I remember that it was an early Saturday morning, but not what set the conversation off. I probably made a silly joke at somebody’s expense. One girl turned to me and told me that what I said triggered her.

I was incredibly alarmed and apologetic for a few seconds, until I realized that she wasn’t, in fact, triggered — as in, having a flashback to a traumatic episode, or feeling overwhelmed by sudden panic, or experiencing an urge to once again engage in a past detrimental behaviour. She just thought she’d pulled the perfect comeback in our verbal repartee.

I told her she shouldn’t throw that word around. She didn’t get it.

So I explained the word “triggered,” and how it wasn’t the best choice for casual conversation, because it alludes to a genuine negative reaction from people with PTSD and anxiety disorders. I pointed out that her sarcastic use was very much like that of the people on the Internet who use it ironically to refer to pointless issues which, intentionally or not, makes a mockery of a very real phenomenon.

Her irked response was that well, she didn’t know, so that made it OK, and she’d keep saying it, too, because what did it matter, if her intention wasn’t to hurt anyone?

Personally, I feel like it matters to people who don’t have the luxury of choosing what does and doesn’t hurt.

I’ve never needed content warnings, so I won’t claim to speak for people who do. But I’m sick of seeing people co-opt others’ pain so they can pepper their speech with “trendy” and “edgy” words. More broadly, I’m sick of people using words they don’t understand.

I’ve watched friends insult politicians and criminals and anyone else they don’t like with the term “cocksucker,” as if performing oral sex is shameful, or being attracted to guys is insulting.
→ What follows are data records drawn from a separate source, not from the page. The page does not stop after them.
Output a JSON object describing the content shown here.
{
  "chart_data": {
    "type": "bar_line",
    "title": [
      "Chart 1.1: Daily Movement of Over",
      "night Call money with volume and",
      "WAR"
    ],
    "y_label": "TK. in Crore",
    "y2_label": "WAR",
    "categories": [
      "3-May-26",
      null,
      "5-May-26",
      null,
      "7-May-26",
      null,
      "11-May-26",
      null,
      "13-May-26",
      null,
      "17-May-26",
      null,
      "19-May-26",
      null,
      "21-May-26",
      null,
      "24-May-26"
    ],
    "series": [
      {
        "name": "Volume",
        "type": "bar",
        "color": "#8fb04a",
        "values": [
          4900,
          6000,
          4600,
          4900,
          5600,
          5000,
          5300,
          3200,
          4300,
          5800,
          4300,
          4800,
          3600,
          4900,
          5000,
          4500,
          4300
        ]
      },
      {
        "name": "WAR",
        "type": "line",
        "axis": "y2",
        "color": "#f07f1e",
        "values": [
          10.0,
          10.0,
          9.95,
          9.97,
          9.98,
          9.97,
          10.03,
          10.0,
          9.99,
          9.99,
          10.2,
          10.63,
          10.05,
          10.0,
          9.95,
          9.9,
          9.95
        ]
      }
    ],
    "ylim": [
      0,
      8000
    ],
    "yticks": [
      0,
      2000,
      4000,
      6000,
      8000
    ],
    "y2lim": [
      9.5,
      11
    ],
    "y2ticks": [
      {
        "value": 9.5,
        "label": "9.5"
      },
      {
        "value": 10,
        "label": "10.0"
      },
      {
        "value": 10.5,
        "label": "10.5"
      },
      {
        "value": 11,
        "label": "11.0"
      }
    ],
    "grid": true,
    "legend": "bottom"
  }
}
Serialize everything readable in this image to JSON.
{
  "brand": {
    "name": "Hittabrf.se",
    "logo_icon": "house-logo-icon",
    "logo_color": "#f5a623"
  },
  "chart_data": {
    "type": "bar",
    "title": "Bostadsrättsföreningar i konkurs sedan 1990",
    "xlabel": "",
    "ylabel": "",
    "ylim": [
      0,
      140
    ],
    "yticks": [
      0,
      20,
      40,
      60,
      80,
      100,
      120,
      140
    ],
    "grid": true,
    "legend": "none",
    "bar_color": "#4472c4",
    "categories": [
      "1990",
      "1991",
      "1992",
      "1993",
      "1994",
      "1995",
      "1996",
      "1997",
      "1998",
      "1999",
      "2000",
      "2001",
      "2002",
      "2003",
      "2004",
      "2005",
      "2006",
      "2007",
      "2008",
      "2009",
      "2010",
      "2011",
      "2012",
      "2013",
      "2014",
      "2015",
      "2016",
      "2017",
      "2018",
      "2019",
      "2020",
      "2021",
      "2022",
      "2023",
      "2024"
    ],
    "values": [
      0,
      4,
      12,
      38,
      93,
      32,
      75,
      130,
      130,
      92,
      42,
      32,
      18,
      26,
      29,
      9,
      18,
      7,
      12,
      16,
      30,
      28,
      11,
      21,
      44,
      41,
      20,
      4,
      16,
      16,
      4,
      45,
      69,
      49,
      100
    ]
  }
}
I’ve tried to tell people that changing the last couple of letters of the N-word doesn’t transform it into this magical new word of allyship just because they see it done in media, and I’ve been brushed off.

It might be unreasonable for me to have such a visceral response to this. I understand that it’s not always an intentional thing, and I know I’ve been guilty of verbal faux pas in the past myself. But while I don’t want to take any sort of high ground, I do think it’s important to point these things out.

But often, people don’t just brush their actions away — they get offended. It makes sense: even when the intention isn’t to condemn someone morally, it’s easy for the other person to feel like they’re being called out, and I get that. Alternatively, they might bristle against the idea of being “educated,” because the way our education system works here implies a clear power relationship.

Either way, people start to make a point of intentionally labelling themselves “anti-PC,” like it’s woke, like it’s enlightened to feel free to say the R-word freely or to jokingly call Muslims terrorists.

But if you do that, you’re just trivializing what the targets of those words have undergone for your own self-satisfaction.

So do your homework. Don’t toss around slurs like they don’t matter. You can fire blanks in a crowd all you want and say that it’s fine, nobody’s getting hurt, but that doesn’t excuse the fear you put people through.

I often hear that definitions change over time, that words “become OK” after they’re used enough colloquially. But I don’t think that’s up to any one person to decide, and it certainly shouldn’t be up to people who’ve never been burned by those words.

If we want to talk about the wonders of language, then we should really discuss the broadness of it — and the fact that there are myriad ways for you to express what you want to say without being disrespectful of somebody’s past, their orientation, or their race.